What subclass of topological spaces validate the theorems of classical logic?

Question

I know that there is a topological semantics for intuitionistic logic. But that raises the question, precisely what subclass of topological spaces corresponds to classical logic? Basically, I am looking for a topological property $P$ such that the class of topological spaces with property $P$ are exactly those that validate the theorems of classical propositional logic.

Answer 1

As Qiaochu Yuan and Daniel Schepler discussed in the comments, one can prove that the only $T_0$-separable examples are the discrete spaces. In particular, a topological space validates classical logic precisely if its Kolmogorov quotient is discrete.

Consider a $T_0$ topological space $T$. For any subset $S \subseteq T$ let $\neg S$ denote $\mathrm{Int}(T \setminus S)$.

Assume that the open sets of $T$ validate the axioms of classical logic. This means that the Law of Excluded Middle holds, i.e. for all open sets $A \subseteq T$, $$A \cup \neg A= T$$ and Double Negation Elimination also holds, i.e. for all open sets $A \subseteq T$, the equality $$ \neg\neg A = A$$ obtains as well.

I claim that every singleton set is open in $T$. Take an arbitrary $x \in T$. Notice that $\neg \neg \{x\}$ is of course open, so it suffices to prove that $\neg\neg\{x\} = \{x\}$.
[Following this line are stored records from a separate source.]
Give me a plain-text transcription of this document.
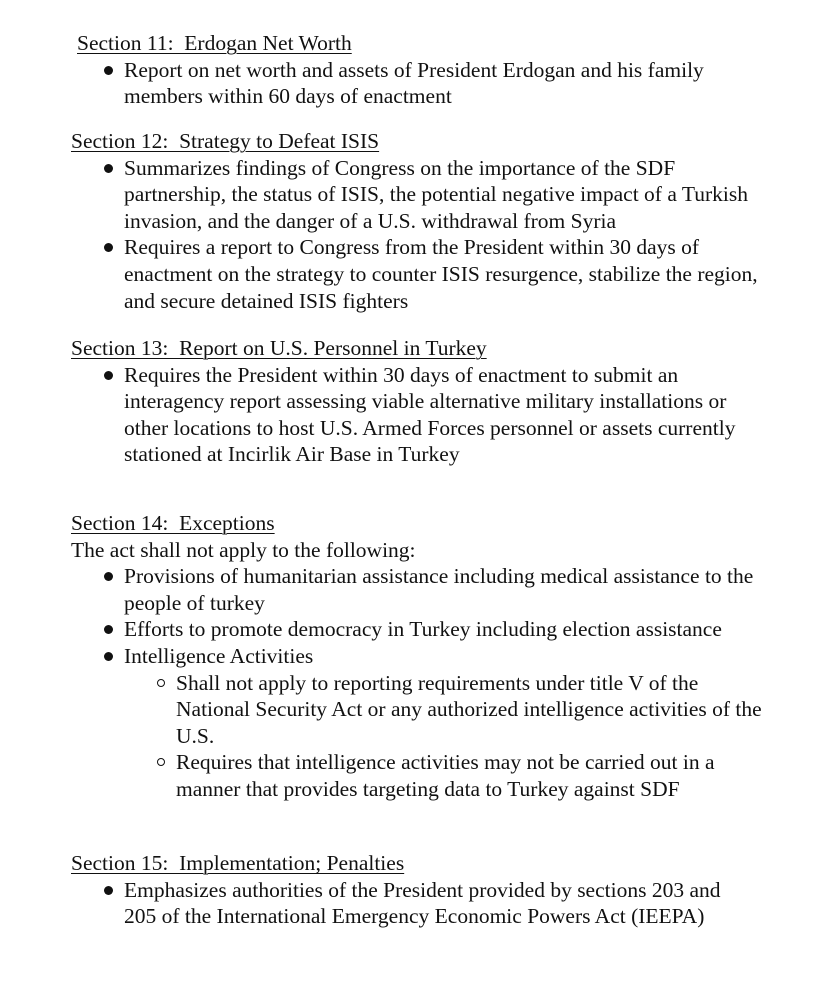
Section 11:  Erdogan Net Worth
Report on net worth and assets of President Erdogan and his family members within 60 days of enactment
Section 12:  Strategy to Defeat ISIS
Summarizes findings of Congress on the importance of the SDF partnership, the status of ISIS, the potential negative impact of a Turkish invasion, and the danger of a U.S. withdrawal from Syria
Requires a report to Congress from the President within 30 days of enactment on the strategy to counter ISIS resurgence, stabilize the region, and secure detained ISIS fighters
Section 13:  Report on U.S. Personnel in Turkey
Requires the President within 30 days of enactment to submit an interagency report assessing viable alternative military installations or other locations to host U.S. Armed Forces personnel or assets currently stationed at Incirlik Air Base in Turkey
Section 14:  Exceptions
The act shall not apply to the following:
Provisions of humanitarian assistance including medical assistance to the people of turkey
Efforts to promote democracy in Turkey including election assistance
Intelligence Activities
Shall not apply to reporting requirements under title V of the National Security Act or any authorized intelligence activities of the U.S.
Requires that intelligence activities may not be carried out in a manner that provides targeting data to Turkey against SDF
Section 15:  Implementation; Penalties
Emphasizes authorities of the President provided by sections 203 and 205 of the International Emergency Economic Powers Act (IEEPA)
To do this, take any $y \in \neg\neg\{x\}$. We will show that $x$ and $y$ then belong to exactly the same open sets.

Assume that $x \in V$ for some open set $V$. Then $\{x\} \subseteq V$, so $\neg V \subseteq \neg \{x\}$ and $\neg\neg\{x\} \subseteq \neg \neg V$. Since $V$ is open, double-negation elimination gives that $\neg\neg\{x\} \subseteq V$. But $y \in \neg\neg\{x\}$, so we have $y \in V$ as desired.

For the other direction, assume that $y \in V$ for some open set $V$. By the law of excluded middle, $x \in (V \cup \neg V)$. If $x \in V$, we're done. Otherwise, $x \in \neg V$, so $\{x\} \subseteq \neg V$, so $\neg\neg V \subseteq \neg \{x\}$. By double-negation elimination, $V \subseteq \neg \{x\}$, and consequently $y \in \neg\{x\}$. But that's a contradiction, since $y \in \neg \neg \{x\}$ guarantees $y \not\in \neg \{x\}$.

This shows that $x$ and $y$ belong to exactly the same open sets. By $T_0$-separation, it follows that $x = y$. But $y$ was an arbitrary element of $\neg\neg\{x\}$, so we get that $\neg\neg\{x\} = \{x\}$. Consequently, the arbitrary singleton set $\{x\}$ is open, and $T$ is discrete as claimed.